The Memphite Formula was a standardized greeting of First Intermediate Period and early Middle Kingdom ancient Egyptian letters, which fell out of use in the early Twelfth Dynasty.

==Form==

Letters written in the Memphite Formula begin with a greeting from "the servant", the author, to "the lord", the recipient. Use of the third person is strictly observed in the greeting, and can be preserved throughout the entire body of the text, although often in the body of the letter "I" and "you" will be used as well. The symbol for "lord" contains the seated-man hieroglyph, which is often used as the determinative for humans, but can also be used as the possessive pronoun, "my". Accordingly, Alan Gardiner had suggested that greetings from this class of letters be translated "to my lord", in accordance with later Egyptian letters, which often address the recipient in the first person.

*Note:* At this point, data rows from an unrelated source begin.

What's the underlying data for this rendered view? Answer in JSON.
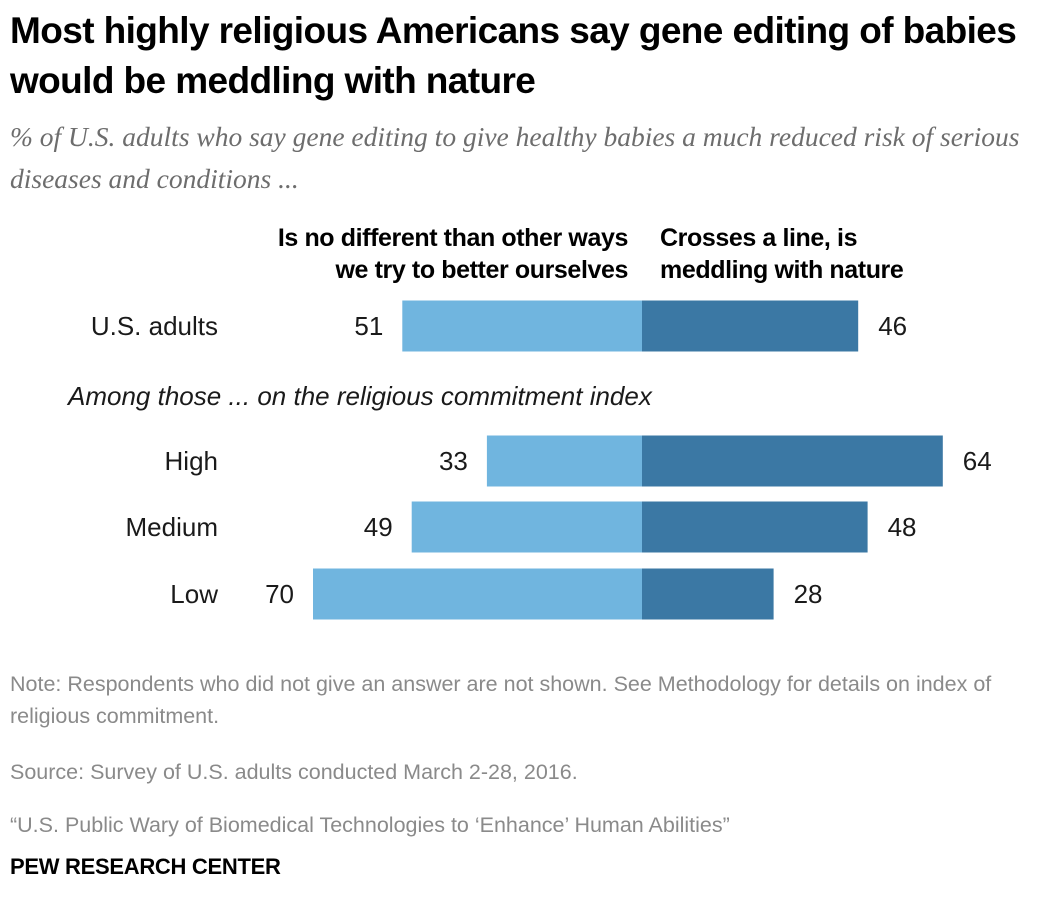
{
  "chart_data": {
    "type": "bar",
    "orientation": "horizontal-diverging",
    "title": "Most highly religious Americans say gene editing of babies would be meddling with nature",
    "subtitle": "% of U.S. adults who say gene editing to give healthy babies a much reduced risk of serious diseases and conditions ...",
    "section_label": "Among those ... on the religious commitment index",
    "categories": [
      "U.S. adults",
      "High",
      "Medium",
      "Low"
    ],
    "series": [
      {
        "name": "Is no different than other ways we try to better ourselves",
        "side": "left",
        "color": "#70b5df",
        "values": [
          51,
          33,
          49,
          70
        ]
      },
      {
        "name": "Crosses a line, is meddling with nature",
        "side": "right",
        "color": "#3b78a4",
        "values": [
          46,
          64,
          48,
          28
        ]
      }
    ]
  },
  "headers": {
    "left": [
      "Is no different than other ways",
      "we try to better ourselves"
    ],
    "right": [
      "Crosses a line, is",
      "meddling with nature"
    ]
  },
  "footer": {
    "note": "Note: Respondents who did not give an answer are not shown. See Methodology for details on index of religious commitment.",
    "source": "Source: Survey of U.S. adults conducted March 2-28, 2016.",
    "report": "“U.S. Public Wary of Biomedical Technologies to ‘Enhance’ Human Abilities”",
    "brand": "PEW RESEARCH CENTER"
  }
}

Battiscombe Gunn countered that if the author of the letter introduced himself in the third person, as "the servant", it would be difficult to switch to the first person in the same sentence, and that the informality of New Kingdom letters should not be read back upon the earlier conventions. Gardiner later accepted this interpretation.

Connected to the word lord is usually found a common exhortation or blessing, "may he live, be prosperous, be healthy", which is commonly abbreviated l.p.h. in translations for convenience. This blessing is usually understood to be an example of the Egyptian old perfective or stative tense, and one of the few remaining instances where a non-first-person stative can be used in an independent clause.

The Memphite Formula blesses the recipient in the name of Ptah and the principal god of the letter's author.

==History==
The Memphite formula was common in the First Intermediate Period and the beginning of the Middle Kingdom. Its use was so standard that frequently it would be written in advance on sheets of papyrus intended for use as letters. While the early Middle Kingdom convention has been termed the Memphite Formula, all letters in the Memphite style which have established provenance come only from Thebes. The Memphite Formula did not see use long into the Middle Kingdom, being replaced with the set formula, "a communication to the master, l.p.h."